DPT controller?

Thomas Hoberg tmh at prosun.first.gmd.de
Fri May 24 03:07:25 AEST 1991


In article <1991May22.010734.15694 at nuchat.sccsi.com>, steve at nuchat.sccsi.com (Steve Nuchia) writes:
|> In article <31 at metran.UUCP> jay at metran.UUCP (Jay Ts) writes:
|> >I have been wondering under what conditions the DPT and other caching disk
|> >controllers are really effective enough to be worth the extra price and
|> ...
|> >cache on the controller is only about 10-15%, even if it is maxed out at
|> 
|> In an ideal world (ie, one in which you have source) you can make
|> certain trade-offs in software, where they belong, and hardware hacks
|> like caching controllers become completely irrelevant.  Without the
|> ability to make those trade-offs in software, sometimes hardware
|> is the only answer.
|> 
|> In sysV there are a number of places where synchronous writes to
|> the disk are forced.  Number one on my personal list of pet peeves
|> is unlink(2), for instance.  Using a non-write-through caching controller
|> will make rm -rf /usr/spool/news run as fast as it should instead of
|> taking about 50 ms per article.

It's about time USL implemented a NEWS file system (e.g. mount -f dispensible
/usr/news).

|> 
|> If you wanted to make the trade-off of non-synchrounous inode updates
|> for faster directory operations, and you don't have source, the only
|> way to do it is in hardware.  Depending on your jop mix it may be worth it.

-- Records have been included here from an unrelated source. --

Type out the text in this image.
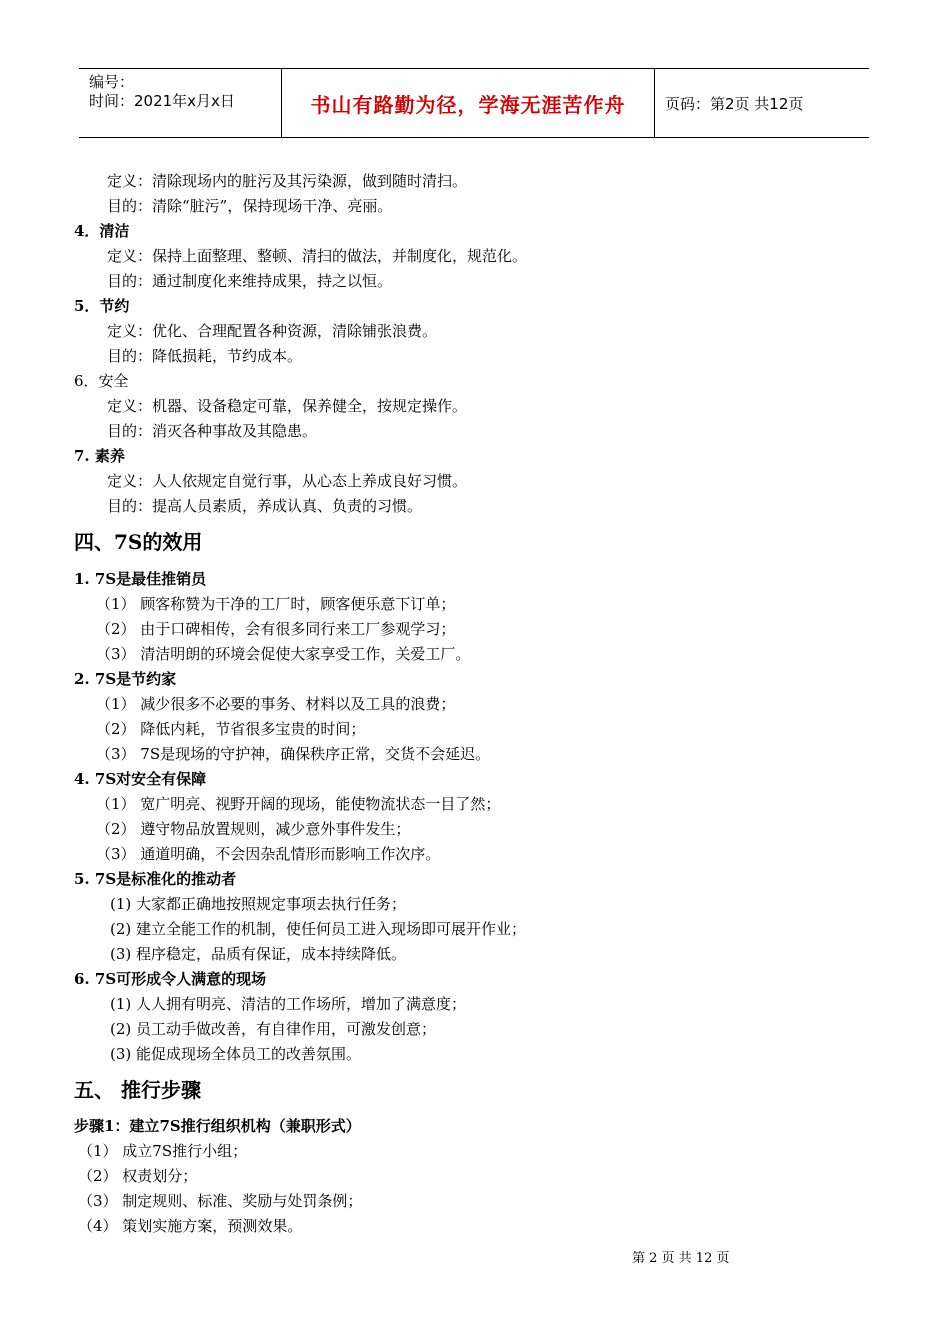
编号：
时间：2021年x月x日	书山有路勤为径，学海无涯苦作舟	页码：第2页 共12页
定义：清除现场内的脏污及其污染源，做到随时清扫。
目的：清除“脏污”，保持现场干净、亮丽。
4．清洁
定义：保持上面整理、整顿、清扫的做法，并制度化，规范化。
目的：通过制度化来维持成果，持之以恒。
5．节约
定义：优化、合理配置各种资源，清除铺张浪费。
目的：降低损耗，节约成本。
6．安全
定义：机器、设备稳定可靠，保养健全，按规定操作。
目的：消灭各种事故及其隐患。
7. 素养
定义：人人依规定自觉行事，从心态上养成良好习惯。
目的：提高人员素质，养成认真、负责的习惯。
四、7S的效用
1. 7S是最佳推销员
（1） 顾客称赞为干净的工厂时，顾客便乐意下订单；
（2） 由于口碑相传，会有很多同行来工厂参观学习；
（3） 清洁明朗的环境会促使大家享受工作，关爱工厂。
2. 7S是节约家
（1） 减少很多不必要的事务、材料以及工具的浪费；
（2） 降低内耗，节省很多宝贵的时间；
（3） 7S是现场的守护神，确保秩序正常，交货不会延迟。
4. 7S对安全有保障
（1） 宽广明亮、视野开阔的现场，能使物流状态一目了然；
（2） 遵守物品放置规则，减少意外事件发生；
（3） 通道明确，不会因杂乱情形而影响工作次序。
5. 7S是标准化的推动者
(1) 大家都正确地按照规定事项去执行任务；
(2) 建立全能工作的机制，使任何员工进入现场即可展开作业；
(3) 程序稳定，品质有保证，成本持续降低。
6. 7S可形成令人满意的现场
(1) 人人拥有明亮、清洁的工作场所，增加了满意度；
(2) 员工动手做改善，有自律作用，可激发创意；
(3) 能促成现场全体员工的改善氛围。
五、 推行步骤
步骤1：建立7S推行组织机构（兼职形式）
（1） 成立7S推行小组；
（2） 权责划分；
（3） 制定规则、标准、奖励与处罚条例；
（4） 策划实施方案，预测效果。
第 2 页 共 12 页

Does anybody do a [E]ISA board with a battery buffered write cache?

|> -- 
|> Steve Nuchia	      South Coast Computing Services      (713) 964-2462
|> 	"Innocence is a splendid thing, only it has the misfortune
|> 	 not to keep very well and to be easily misled."
|> 	    --- Immanuel Kant,  Groundwork of the Metaphysic of Morals

Does the file system hardening (the forced synchronous writes) actually work
failsafe? I mean power can get lost at any time, even in the middle of a sector
write. A power supply can usually supply DC current for a certain period of time
after AC input is lost (right?). Does this always/usually suffice to finish the
sector write? I think the power fail line of a PC power supply triggers an NMI
on the motherboard. This should keep any further write requests from being
started, right? Basically, what I am asking: Are sector writes atomic, or have I
just been lucky? After all, if disk inode updates can be incomplete due to
partially written sectors, doesn't that invalidate file system hardening?